Continuous and Discrete Functions on Tessellations and Mosaics

Ranita Biswas and Sebastiano Cultrera di Montesano

Title: Continuous and Discrete Functions on Tessellations and Mosaics

The Voronoi tessellation in R^d is defined by locally minimizing the power distance to given weighted points. Symmetrically, the Delaunay mosaic can be defined by locally maximizing the negative power distance to other such points. We prove that the average of the two piecewise quadratic functions is piecewise linear, and that all three functions have the same critical points and values. The proof relies on tools from discrete and continuous mathematics, which we develop in parallel and combine to present a geometric view of Alexander duality.

This is a joint work with Sebastiano Cultrera di Montesano, Herbert Edelsbrunner, and Morteza Saghafian. The preprint can be found at http://pub.ist.ac.at/~edels/Papers/2020-P-02-AlexanderDuality.pdf

Higher analogs of simplicial and combinatorial complexity

Amit Kumar Paul

We introduce higher simplicial complexity of a simplicial complex K and higher combinatorial complexity of a finite space P. We relate higher simplicial complexity with higher topological complexity of | K | and higher combinatorial complexity with higher simplicial complexity of the order complex of P.

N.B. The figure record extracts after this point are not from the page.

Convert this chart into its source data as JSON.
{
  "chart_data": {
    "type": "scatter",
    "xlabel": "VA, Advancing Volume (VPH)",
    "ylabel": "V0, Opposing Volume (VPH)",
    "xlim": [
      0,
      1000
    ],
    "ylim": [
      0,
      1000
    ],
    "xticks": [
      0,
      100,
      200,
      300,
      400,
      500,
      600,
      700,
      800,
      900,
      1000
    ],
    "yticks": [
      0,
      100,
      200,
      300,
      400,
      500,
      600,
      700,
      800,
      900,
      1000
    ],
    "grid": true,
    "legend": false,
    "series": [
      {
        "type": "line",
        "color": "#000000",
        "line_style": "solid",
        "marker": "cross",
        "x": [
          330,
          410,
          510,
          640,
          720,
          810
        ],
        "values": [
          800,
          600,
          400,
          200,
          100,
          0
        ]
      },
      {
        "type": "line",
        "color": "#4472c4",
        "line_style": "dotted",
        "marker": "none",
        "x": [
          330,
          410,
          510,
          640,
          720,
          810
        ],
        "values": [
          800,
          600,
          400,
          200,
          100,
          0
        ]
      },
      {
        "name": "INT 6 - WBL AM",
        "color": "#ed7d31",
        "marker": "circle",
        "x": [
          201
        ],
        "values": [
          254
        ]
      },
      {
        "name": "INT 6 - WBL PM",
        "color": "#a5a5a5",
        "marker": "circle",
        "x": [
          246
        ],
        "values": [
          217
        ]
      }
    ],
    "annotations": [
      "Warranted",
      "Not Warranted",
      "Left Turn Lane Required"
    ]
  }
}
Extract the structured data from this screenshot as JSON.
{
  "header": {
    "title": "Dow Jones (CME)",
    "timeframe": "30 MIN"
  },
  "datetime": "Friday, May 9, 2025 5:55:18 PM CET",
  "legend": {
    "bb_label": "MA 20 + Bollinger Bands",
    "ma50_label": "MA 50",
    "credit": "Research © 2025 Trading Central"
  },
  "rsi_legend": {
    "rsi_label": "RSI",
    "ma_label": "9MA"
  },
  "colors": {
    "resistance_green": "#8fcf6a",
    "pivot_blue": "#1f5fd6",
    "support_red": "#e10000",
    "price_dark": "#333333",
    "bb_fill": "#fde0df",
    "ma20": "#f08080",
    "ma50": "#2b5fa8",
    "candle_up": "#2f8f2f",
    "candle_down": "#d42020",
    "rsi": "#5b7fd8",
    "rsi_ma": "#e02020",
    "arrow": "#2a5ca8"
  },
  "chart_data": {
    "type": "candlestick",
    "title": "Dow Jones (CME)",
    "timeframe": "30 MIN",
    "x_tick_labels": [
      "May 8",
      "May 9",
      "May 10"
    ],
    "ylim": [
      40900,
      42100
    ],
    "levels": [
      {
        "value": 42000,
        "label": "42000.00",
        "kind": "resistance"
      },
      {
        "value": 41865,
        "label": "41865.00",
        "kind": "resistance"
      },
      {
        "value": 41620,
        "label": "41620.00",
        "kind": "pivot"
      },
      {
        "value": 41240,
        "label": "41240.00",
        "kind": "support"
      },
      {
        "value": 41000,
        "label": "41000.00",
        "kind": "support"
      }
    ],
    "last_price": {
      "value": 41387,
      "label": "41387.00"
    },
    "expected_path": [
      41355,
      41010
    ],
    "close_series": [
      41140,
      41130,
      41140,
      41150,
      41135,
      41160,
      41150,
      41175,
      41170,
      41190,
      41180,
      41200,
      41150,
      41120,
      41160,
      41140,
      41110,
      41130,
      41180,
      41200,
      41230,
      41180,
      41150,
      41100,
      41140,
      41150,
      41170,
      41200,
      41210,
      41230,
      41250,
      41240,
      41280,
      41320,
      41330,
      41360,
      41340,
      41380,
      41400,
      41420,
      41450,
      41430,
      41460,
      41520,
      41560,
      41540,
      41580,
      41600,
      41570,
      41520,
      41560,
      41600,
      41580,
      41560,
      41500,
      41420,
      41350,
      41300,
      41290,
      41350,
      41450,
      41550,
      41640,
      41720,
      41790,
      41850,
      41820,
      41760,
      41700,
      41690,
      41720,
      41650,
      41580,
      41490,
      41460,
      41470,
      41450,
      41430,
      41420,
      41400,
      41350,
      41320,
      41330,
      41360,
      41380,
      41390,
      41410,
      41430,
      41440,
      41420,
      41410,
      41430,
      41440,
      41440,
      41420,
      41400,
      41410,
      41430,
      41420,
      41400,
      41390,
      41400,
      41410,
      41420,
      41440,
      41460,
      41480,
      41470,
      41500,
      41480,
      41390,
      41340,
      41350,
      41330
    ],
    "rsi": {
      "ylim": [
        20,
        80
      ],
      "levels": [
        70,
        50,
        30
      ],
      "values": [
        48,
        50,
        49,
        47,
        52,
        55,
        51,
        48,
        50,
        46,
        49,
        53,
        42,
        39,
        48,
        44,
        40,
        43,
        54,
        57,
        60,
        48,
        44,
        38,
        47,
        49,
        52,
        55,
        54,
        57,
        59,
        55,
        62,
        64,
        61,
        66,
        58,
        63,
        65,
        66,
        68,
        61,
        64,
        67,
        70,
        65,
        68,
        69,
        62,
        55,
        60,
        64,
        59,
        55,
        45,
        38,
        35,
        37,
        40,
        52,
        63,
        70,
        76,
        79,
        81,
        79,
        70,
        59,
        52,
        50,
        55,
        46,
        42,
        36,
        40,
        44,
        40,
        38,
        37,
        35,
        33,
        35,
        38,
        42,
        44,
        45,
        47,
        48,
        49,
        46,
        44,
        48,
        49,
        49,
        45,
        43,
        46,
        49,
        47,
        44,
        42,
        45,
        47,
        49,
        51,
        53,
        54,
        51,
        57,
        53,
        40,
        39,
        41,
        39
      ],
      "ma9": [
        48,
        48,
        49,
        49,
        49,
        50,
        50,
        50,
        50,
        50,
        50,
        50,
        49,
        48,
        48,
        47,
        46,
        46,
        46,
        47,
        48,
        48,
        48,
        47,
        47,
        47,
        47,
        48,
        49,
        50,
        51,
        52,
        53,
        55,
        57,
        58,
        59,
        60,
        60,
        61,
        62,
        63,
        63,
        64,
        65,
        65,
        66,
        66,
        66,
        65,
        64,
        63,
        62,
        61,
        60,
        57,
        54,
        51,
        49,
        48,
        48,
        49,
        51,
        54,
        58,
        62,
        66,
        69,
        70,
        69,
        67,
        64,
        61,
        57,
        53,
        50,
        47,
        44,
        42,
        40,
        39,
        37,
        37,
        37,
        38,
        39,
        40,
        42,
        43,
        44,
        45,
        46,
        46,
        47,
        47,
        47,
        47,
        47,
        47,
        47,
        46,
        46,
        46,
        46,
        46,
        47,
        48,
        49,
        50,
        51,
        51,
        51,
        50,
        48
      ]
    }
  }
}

Level sets of conditional Gaussian fields

Victor Andres Amaya Carvajal

The research focus on understanding the (super) level sets of conditional random fields. Gaussian Process regression is used extensively in Statistics and Machine Learning; understanding the topological and geometric structure of excursion or level sets are of use in quantifying uncertainty.

PerMaViss: Persistence Mayer Vietoris spectral sequence

Álvaro Torras Casas

In this poster, linear algebra for persistence modules will be introduced, together with a generalization of persistent homology. This theory permits us to handle the Mayer-Vietoris spectral sequence for persistence modules, and solve any extension problems that might arise. The result of this approach is a distributive algorithm for computing persistent homology. That is, we restrict simplicial data to local matrices, while merging homological knowledge by means of the higher spectral sequence differentials. This approach has the added advantage that one can recover local information relative to the used cover. This addresses the common complaint that persistent homology barcodes are 'too blind' to the geometry of the data. To conclude, we will present PerMaViss, a python3 library that implements these ideas, together with some experimental results.